ABD’li istihbarat kuruluşlarının çatı örgütü NIC, 2004 yılında yayınladığı bir raporda yine gelecekte ne olacak dedi, Türkiye’ye hiç yer vermedi. Bu kez yıl 2008… Aynı kurum yayınladığı raporda Türkiye’yi yere göğe sığdıramıyor. Soru şu: Dört yılda ne değişti? Türkiye neden önemli hale geldi?

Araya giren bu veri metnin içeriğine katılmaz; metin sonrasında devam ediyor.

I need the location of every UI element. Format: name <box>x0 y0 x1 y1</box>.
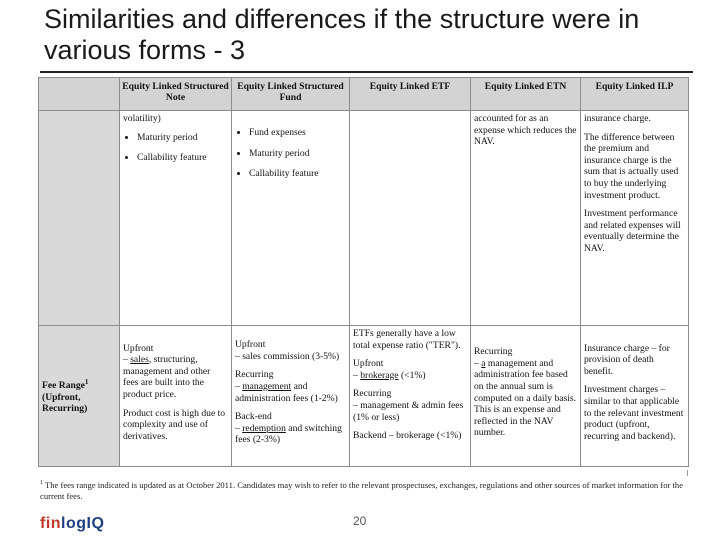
slide-title: Similarities and differences if the structure were in various forms - 3 <box>44 4 640 65</box>
header-etn: Equity Linked ETN <box>471 78 581 111</box>
ilp-para: insurance charge. <box>584 113 651 124</box>
fund-upfront-body: – sales commission (3-5%) <box>235 350 340 362</box>
header-blank <box>39 78 120 111</box>
list-item: • Fund expenses <box>249 127 346 139</box>
fund-recurring-dash: – <box>235 380 243 392</box>
row-label-fee-range <box>39 326 120 467</box>
table-header-row <box>39 78 689 111</box>
header-ilp: Equity Linked ILP <box>581 78 689 111</box>
table-row-fee-range <box>39 326 689 467</box>
note-fee-cost: Product cost is high due to complexity and use of derivatives. <box>123 407 226 442</box>
note-upfront-dash: – <box>123 354 131 366</box>
fund-recurring-underlined: management <box>242 380 292 392</box>
ilp-fee-investment: Investment charges – similar to that applicable to the relevant investment product (upfront, recurring and backend). <box>584 384 684 442</box>
cell-etf-fees <box>350 326 471 467</box>
ilp-fee-insurance: Insurance charge – for provision of death benefit. <box>584 342 670 377</box>
cell-ilp-continued <box>581 111 689 326</box>
etf-upfront-dash: – <box>353 369 361 381</box>
fund-backend-dash: – <box>235 422 243 434</box>
list-item: • Callability feature <box>249 168 346 180</box>
fund-bullet-list <box>235 127 346 180</box>
etn-recurring-head: Recurring <box>474 346 513 358</box>
etn-recurring-rest: management and administration fee based on the annual sum is computed on a daily basis. This is an expense and reflected in the NAV number. <box>474 357 577 439</box>
cell-etn-fees <box>471 326 581 467</box>
footnote-text: The fees range indicated is updated as at October 2011. Candidates may wish to refer to the relevant prospectuses, exchanges, regulations and other sources of market information for the current fees. <box>40 479 684 501</box>
fund-upfront-head: Upfront <box>235 339 266 351</box>
etf-recurring-head: Recurring <box>353 388 392 400</box>
logo-part-logiq: logIQ <box>61 515 105 532</box>
list-item: • Maturity period <box>249 148 346 160</box>
fee-range-footnote-mark: 1 <box>84 378 89 387</box>
cell-note-continued <box>120 111 232 326</box>
note-bullet-list <box>123 132 228 164</box>
row-label-blank <box>39 111 120 326</box>
fund-fee-backend <box>235 411 346 446</box>
header-etf: Equity Linked ETF <box>350 78 471 111</box>
etn-continued-text: accounted for as an expense which reduces the NAV. <box>474 113 577 148</box>
cell-ilp-fees <box>581 326 689 467</box>
etf-upfront-rest: (<1%) <box>398 369 426 381</box>
logo-part-fin: fin <box>40 515 62 532</box>
fund-recurring-head: Recurring <box>235 369 274 381</box>
etf-recurring-body: – management & admin fees (1% or less) <box>353 399 464 423</box>
note-lead-text: volatility) <box>123 113 161 124</box>
etf-upfront-underlined: brokerage <box>360 369 399 381</box>
etn-recurring-dash: – <box>474 357 482 369</box>
fund-fee-upfront <box>235 339 346 362</box>
header-structured-fund: Equity Linked Structured Fund <box>232 78 350 111</box>
finlogiq-logo <box>40 515 104 533</box>
comparison-table-wrapper <box>38 77 688 467</box>
ilp-para: Investment performance and related expenses will eventually determine the NAV. <box>584 208 681 254</box>
ilp-para: The difference between the premium and insurance charge is the sum that is actually used to buy the underlying investment product. <box>584 131 679 201</box>
table-row-continued <box>39 111 689 326</box>
note-fee-upfront <box>123 343 228 401</box>
fund-backend-underlined: redemption <box>242 422 286 434</box>
comparison-table <box>38 77 689 467</box>
fund-recurring-rest: and administration fees (1-2%) <box>235 380 338 404</box>
etf-fee-backend: Backend – brokerage (<1%) <box>353 430 462 442</box>
fund-backend-rest: and switching fees (2-3%) <box>235 422 342 446</box>
fee-range-sublabel: (Upfront, Recurring) <box>42 391 88 415</box>
note-upfront-underlined: sales <box>130 354 149 366</box>
fund-fee-recurring <box>235 369 346 404</box>
etn-fee-recurring <box>474 346 577 439</box>
cell-fund-continued <box>232 111 350 326</box>
footnote-mark: 1 <box>40 480 43 486</box>
table-edge-mark <box>687 470 688 476</box>
cell-note-fees <box>120 326 232 467</box>
etn-recurring-underlined: a <box>481 357 486 369</box>
note-upfront-head: Upfront <box>123 342 154 354</box>
list-item: • Maturity period <box>137 132 228 144</box>
cell-fund-fees <box>232 326 350 467</box>
page-number: 20 <box>353 514 367 528</box>
fund-backend-head: Back-end <box>235 411 272 423</box>
cell-etn-continued <box>471 111 581 326</box>
etf-fee-ter: ETFs generally have a low total expense ratio ("TER"). <box>353 328 461 351</box>
title-underline <box>40 71 693 73</box>
cell-etf-continued <box>350 111 471 326</box>
note-upfront-rest: , structuring, management and other fees are built into the product price. <box>123 354 211 400</box>
etf-upfront-head: Upfront <box>353 358 384 370</box>
list-item: • Callability feature <box>137 152 228 164</box>
footnote <box>40 478 690 502</box>
fee-range-label: Fee Range <box>42 380 85 392</box>
etf-fee-recurring <box>353 388 467 423</box>
etf-fee-upfront <box>353 358 467 381</box>
header-structured-note: Equity Linked Structured Note <box>120 78 232 111</box>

Bu kurum, yani ABD’deki NIC (Ulusal İstihbarat Konseyi) Türkiye’nin gündemine 2007 yılında girdi. Kurumu dünya genelinde ünlü yapan elbette CIA ve NSA dahil tam on altı istihbarat örgütünün çatı kuruluşu olmasından ibaret değildi. NIC, Bush’un İran’a yönelik eleştirilerinin arttığı ve artık dünyanın olası bir saldırı beklediği 2007 yılında hazırladığı İran raporuyla açıkça yönetime karşı çıkmış ve İran’ın 2003 yılından bu yana nükleer çalışmalarına ara verdiğini duyurmuştu. NIC’ın yaptığı açıklama dünya gündemine bomba gibi düştü. Zira belki de İran’a saldırmak isteyen Başkan Bush’a dünya ile birlikte bizzat kendi dev istihbarat teşkilatı da karşı çıkıyordu. İşte kurumun bu açıklaması onu Türk okurunun da ilgi alanına soktu.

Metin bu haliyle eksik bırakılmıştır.